Soderburgh’s recent release, the first out on dvd and in the theaters at the same time, is well worth its short 70 odd minutes of viewing time. Filmed in a week and with a non-professional cast, Bubble is the first of six planned HD releases. But the film’s low budget and speedy production are what make this film so watchable. The camera’s still, and dialog is simple. There are no events but one, there are no actions but one. Here emotion is in check, tension is built on suspension, absence, and a sense of waiting.
Soderburgh says in his commentary that he’d wanted to do a film on a triangle of people gone wrong. But the triangle’s only one element, as it’s a triangle that’s never more than a week old. Relationships between the actors break too quickly for us to find out what kind of triangle they might have had together. Their bubble bursts, and its pop resounds as other bubbles pop with it. For it’s really just one actor who’s own bubble bursts, and with her bubble, the bubble of a triangle, and the bubble of a town, and the bubble of a way of life, a life of doll-making, and tedious, no-way-out Mcjobbing.
Bubbles, like triangles, have three elements: surface, tension, and emptiness. A film called bubble can only do one thing, and that is burst.
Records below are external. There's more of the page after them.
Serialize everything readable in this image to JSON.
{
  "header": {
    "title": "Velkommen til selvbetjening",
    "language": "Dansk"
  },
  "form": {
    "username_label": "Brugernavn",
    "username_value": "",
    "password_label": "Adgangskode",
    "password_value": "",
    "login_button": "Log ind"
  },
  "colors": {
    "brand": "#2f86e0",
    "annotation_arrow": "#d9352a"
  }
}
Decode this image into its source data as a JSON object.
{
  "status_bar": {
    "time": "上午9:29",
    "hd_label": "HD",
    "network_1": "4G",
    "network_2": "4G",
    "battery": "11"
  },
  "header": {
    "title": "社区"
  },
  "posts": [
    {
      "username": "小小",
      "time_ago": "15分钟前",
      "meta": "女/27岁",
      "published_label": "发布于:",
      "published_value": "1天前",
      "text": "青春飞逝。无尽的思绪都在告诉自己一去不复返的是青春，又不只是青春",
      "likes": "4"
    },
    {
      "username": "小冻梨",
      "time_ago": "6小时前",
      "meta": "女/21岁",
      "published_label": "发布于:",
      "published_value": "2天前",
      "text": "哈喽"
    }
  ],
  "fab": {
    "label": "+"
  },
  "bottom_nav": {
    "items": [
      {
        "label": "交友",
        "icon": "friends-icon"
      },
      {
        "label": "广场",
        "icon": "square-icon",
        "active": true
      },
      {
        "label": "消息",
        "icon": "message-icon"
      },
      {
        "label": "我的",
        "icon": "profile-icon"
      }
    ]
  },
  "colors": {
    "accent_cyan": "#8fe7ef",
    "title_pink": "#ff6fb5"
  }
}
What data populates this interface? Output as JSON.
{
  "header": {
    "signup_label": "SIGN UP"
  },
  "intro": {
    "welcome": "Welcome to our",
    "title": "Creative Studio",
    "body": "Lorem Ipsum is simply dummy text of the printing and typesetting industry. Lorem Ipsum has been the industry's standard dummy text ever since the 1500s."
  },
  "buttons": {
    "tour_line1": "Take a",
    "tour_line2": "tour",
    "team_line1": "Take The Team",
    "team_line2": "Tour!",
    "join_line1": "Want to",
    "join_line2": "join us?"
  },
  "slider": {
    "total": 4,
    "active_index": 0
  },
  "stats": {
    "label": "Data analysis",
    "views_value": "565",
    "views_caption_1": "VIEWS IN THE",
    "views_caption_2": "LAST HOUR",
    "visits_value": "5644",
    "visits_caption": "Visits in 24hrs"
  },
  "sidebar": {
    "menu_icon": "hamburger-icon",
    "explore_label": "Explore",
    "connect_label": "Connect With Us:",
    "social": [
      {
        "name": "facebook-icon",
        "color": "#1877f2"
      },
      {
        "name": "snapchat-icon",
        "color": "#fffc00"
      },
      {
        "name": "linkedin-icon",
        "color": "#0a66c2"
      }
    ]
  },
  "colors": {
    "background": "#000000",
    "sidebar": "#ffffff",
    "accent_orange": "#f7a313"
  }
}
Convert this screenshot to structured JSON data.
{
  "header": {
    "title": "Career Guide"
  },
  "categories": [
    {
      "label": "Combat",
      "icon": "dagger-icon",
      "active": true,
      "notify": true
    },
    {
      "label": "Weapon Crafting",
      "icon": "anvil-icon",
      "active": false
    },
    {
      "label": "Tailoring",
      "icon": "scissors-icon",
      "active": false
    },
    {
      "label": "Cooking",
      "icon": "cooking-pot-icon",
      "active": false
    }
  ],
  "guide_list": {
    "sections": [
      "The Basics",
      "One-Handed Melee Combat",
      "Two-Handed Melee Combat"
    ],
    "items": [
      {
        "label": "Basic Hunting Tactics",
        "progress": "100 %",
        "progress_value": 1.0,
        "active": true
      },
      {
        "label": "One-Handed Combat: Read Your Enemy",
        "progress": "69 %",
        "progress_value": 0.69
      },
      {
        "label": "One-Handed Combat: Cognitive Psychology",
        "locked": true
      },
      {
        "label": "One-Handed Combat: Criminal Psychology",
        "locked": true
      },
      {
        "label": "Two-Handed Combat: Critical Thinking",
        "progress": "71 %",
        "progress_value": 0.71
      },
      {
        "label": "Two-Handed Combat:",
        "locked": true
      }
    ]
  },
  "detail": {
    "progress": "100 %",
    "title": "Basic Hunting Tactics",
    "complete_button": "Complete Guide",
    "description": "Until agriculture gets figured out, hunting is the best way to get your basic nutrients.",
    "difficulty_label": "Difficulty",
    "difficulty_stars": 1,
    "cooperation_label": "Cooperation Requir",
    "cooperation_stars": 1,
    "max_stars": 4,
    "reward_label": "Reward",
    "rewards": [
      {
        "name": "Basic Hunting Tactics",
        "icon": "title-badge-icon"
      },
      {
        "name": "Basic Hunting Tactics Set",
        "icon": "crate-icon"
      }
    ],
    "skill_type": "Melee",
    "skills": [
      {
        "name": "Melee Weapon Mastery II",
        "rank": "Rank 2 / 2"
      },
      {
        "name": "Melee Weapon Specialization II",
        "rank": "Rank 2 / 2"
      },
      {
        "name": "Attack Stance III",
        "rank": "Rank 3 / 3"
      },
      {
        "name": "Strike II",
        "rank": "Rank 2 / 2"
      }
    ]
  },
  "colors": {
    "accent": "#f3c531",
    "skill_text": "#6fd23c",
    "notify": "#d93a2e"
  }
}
I hope this little gem of a film bursts into our consiousness in a big way.
You’ve been living inside a bubble (an adaptation of Pop, or is it cold play)
You can’t think ‘less you know who you’re talking to
Never closer but always drifting apart
You’ve been living in a bubble
And the bubble’s living you
Actors gone and stage now empty
The silence loud, your play gone cold
Too late to burst
(for a friend)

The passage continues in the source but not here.